Tag Archives: Maureen Howard

The Reader at Large

There you are, on the bus, head in a book, headed home. You even have bedhead.   The woman next to you told you this. 

Having done her hairdo duty, she asks, “Is your book good?”

Am I Holden Caulfield?  Is she Ackley?  Do I dare say, “This sentence is terrific”?  

Maureen Howard (1930-2022)

Now it’s not always like that.  Many passengers are readers, or at least sympathetic to readers.  Sometimes they read a library book.  Sometimes they read on their phone.  I am, at present, reading a Penguin of Maureen Howard’s autobiographical novel, Bridgeport Bus. 

But there is much bustling, what with bicyclists struggling to hitch their bike on the rack on the front of the bus  (Driver:  “I’ve got to get moving, man!”), the homeless guy dragging his garbage bags down the aisle (some of us give up our seats, so we don’t trip over his bags later), men getting hysterical over baseball chat (“Go, team?”), and overhearing noisy conversations about private subjects.

No food and drink are allowed on the bus..  I once had to leave a coffee on the curb. I asked the driver, “Do you want me to litter?” He just raised an eyebrow.

When the reader at large get off the bus, she gallops home, changes into her pajamas, and flops on the couch. And finally she can enjoy the following comic conversation between mother and daughter.

 “Tess Mueller is coming over with their nice son who works at the bank.”…

“That’s a shame,” I tell my mother, “because tonight I’m going to the library in New Haven.”

“The library, the library!” – shrieks of coronary outrage.

This witty early novel by Maureen Howard, published in 1965, is one of my favorites. Some, but not all, of her later books are less straightforward, even experimental, so I recommend Bridgeport Bus as a starter book,

The critically-acclaimed Howard doesn’t seem to be well-known anymore, and that’s a shame. Her books are uneven, but her best are stunning. She was a great American writer.

Mimi on Tolstoy in Maureen Howard’s “The Rags of Time”

 Today, when I told my husband I was finishing up two books this month, he asked, “Is one of them War and Peace?”

I love Tolstoy so much that it is a family joke.  But, no, I haven’t been reading it.

I just finished Maureen Howard’s The Rags of Time, a kind of woman’s Ulysses, and the last in Howard’s quartet of novels on the seasons.  And there are a few references to War and Peace.

Howard’s double, Mimi, an 80-year-old writer who reflects on American history, personal history, and  the design of Central Park, recalls reading War and Peace as a girl one summer in her parents’ bedroom in Bridgeport, Connecticut. ( N.B.  This episode is also in Howard’s memoir, Facts of Life.)   And near the end of Rags, her husband picks up Mimi’s copy of War and Peace and reads the notes on her rereading . 

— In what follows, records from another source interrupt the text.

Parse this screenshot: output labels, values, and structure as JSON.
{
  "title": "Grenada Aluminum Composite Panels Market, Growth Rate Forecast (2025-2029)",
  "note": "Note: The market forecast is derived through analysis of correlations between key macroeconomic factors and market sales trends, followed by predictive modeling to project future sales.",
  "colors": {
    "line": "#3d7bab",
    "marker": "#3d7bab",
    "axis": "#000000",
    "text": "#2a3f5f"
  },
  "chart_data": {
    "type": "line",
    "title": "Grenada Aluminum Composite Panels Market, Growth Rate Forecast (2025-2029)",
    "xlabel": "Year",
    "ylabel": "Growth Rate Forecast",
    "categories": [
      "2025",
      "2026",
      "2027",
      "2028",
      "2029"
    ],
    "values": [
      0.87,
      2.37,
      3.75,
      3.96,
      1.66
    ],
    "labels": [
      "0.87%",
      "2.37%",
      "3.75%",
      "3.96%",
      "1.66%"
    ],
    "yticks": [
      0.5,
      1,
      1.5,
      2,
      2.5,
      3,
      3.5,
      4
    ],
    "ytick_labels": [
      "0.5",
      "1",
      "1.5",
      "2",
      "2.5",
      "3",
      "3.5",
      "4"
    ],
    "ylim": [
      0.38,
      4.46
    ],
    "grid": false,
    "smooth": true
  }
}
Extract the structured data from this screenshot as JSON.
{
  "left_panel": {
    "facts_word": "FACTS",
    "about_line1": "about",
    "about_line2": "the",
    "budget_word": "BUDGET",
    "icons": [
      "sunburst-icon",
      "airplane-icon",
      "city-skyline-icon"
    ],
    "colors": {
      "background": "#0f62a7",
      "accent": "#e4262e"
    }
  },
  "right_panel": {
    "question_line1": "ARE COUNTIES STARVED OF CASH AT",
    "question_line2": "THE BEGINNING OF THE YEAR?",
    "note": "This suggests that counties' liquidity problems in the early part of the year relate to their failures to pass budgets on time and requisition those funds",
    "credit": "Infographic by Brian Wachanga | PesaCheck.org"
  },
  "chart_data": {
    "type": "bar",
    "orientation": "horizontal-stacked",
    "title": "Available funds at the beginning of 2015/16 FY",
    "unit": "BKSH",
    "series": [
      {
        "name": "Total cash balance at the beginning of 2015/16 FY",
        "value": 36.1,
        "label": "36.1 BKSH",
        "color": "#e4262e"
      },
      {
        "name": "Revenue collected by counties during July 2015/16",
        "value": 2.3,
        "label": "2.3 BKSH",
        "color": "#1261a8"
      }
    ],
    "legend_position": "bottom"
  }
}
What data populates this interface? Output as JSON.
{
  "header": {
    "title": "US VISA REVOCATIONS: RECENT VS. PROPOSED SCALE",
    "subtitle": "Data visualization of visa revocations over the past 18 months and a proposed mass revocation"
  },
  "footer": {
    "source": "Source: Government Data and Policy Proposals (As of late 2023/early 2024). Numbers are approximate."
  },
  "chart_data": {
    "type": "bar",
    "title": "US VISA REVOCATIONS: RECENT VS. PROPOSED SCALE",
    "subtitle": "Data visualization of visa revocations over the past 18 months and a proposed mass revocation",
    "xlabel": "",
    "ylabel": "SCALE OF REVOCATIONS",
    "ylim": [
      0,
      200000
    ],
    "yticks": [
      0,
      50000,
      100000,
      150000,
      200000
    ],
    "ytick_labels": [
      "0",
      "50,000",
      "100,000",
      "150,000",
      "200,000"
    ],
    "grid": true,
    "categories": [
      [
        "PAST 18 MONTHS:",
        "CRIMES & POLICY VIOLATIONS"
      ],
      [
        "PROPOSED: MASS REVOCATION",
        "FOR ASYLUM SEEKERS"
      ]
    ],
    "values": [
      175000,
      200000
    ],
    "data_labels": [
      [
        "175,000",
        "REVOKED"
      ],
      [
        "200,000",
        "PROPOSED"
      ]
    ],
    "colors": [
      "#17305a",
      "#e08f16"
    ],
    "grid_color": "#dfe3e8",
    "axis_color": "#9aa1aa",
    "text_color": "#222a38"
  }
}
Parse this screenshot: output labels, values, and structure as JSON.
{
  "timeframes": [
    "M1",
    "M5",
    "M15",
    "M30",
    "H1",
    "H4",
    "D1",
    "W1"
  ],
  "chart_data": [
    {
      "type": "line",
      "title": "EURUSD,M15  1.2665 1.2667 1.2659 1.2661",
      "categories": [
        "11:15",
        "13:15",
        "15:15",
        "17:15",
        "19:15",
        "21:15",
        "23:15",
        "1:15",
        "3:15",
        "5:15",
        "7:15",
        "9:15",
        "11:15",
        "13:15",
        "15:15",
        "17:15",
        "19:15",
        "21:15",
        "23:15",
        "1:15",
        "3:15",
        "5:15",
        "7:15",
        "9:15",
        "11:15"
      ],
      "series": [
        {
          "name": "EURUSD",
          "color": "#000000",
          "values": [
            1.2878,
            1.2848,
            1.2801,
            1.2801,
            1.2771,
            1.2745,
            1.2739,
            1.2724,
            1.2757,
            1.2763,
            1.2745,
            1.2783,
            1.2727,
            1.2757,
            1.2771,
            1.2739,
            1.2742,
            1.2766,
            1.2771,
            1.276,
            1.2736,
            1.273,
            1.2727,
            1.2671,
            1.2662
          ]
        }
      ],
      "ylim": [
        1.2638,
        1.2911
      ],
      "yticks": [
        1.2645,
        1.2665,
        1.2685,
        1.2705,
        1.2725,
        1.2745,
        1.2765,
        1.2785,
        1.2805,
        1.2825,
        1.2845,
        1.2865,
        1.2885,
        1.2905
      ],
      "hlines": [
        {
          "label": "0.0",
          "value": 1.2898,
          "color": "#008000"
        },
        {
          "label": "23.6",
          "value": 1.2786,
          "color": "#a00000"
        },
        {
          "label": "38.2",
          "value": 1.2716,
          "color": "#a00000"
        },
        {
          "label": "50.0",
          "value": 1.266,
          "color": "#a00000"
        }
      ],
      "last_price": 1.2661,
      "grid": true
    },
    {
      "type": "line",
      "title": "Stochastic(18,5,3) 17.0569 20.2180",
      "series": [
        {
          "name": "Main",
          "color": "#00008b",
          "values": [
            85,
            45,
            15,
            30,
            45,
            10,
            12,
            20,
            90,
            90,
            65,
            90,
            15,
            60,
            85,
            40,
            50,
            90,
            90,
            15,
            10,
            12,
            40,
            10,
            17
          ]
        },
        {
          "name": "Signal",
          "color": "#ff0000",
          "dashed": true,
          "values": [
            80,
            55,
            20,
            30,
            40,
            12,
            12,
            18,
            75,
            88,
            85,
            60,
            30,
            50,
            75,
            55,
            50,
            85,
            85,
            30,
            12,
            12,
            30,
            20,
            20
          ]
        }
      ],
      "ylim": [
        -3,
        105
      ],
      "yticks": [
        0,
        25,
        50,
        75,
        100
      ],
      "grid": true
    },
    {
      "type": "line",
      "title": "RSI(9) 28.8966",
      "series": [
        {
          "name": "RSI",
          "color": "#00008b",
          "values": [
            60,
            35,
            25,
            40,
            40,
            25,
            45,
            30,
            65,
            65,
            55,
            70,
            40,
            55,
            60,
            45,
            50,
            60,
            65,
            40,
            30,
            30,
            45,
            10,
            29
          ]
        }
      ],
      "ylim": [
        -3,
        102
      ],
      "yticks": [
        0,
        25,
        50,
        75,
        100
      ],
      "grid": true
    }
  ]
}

“She had read to page 733 in War and Peace, marking the confrontation between Napoleon and the Russian emissary as they moved ahead to their bloody war.  Girlish!!! in the margin next to the description of the emperor. . . a white waistcoat so long that it covered his round stomach, white doeskin breeches fitting tightly over the fat thighs of his stumpy legs, and Hessian boots.  His snuff box, his cologne!  Her notes, trailing down the side of the page, remarked upon the brilliant maneuvers of the scene, the slippery give-take of diplomacy, the rough talk of plain take.  He presumed she’d read the love story, though this time round, her second chance, notes in the margin revealed how closely she observed the lush setting of the Tsar’s palace, the slippery make-nice that preceded war.  Revise, reread, work ahead right up to the end.  He must tell her brother, who maintained that when she took up her post with the fat library book each long Summer day, then slept on a cot in his room–that she snored.”

The Rags of Time is a twenty-first century classic, in my view, but it is generally underappreciated (especially at Goodreads).  I wonder if women’s experimentations with literary form are still less acceptable than men’s.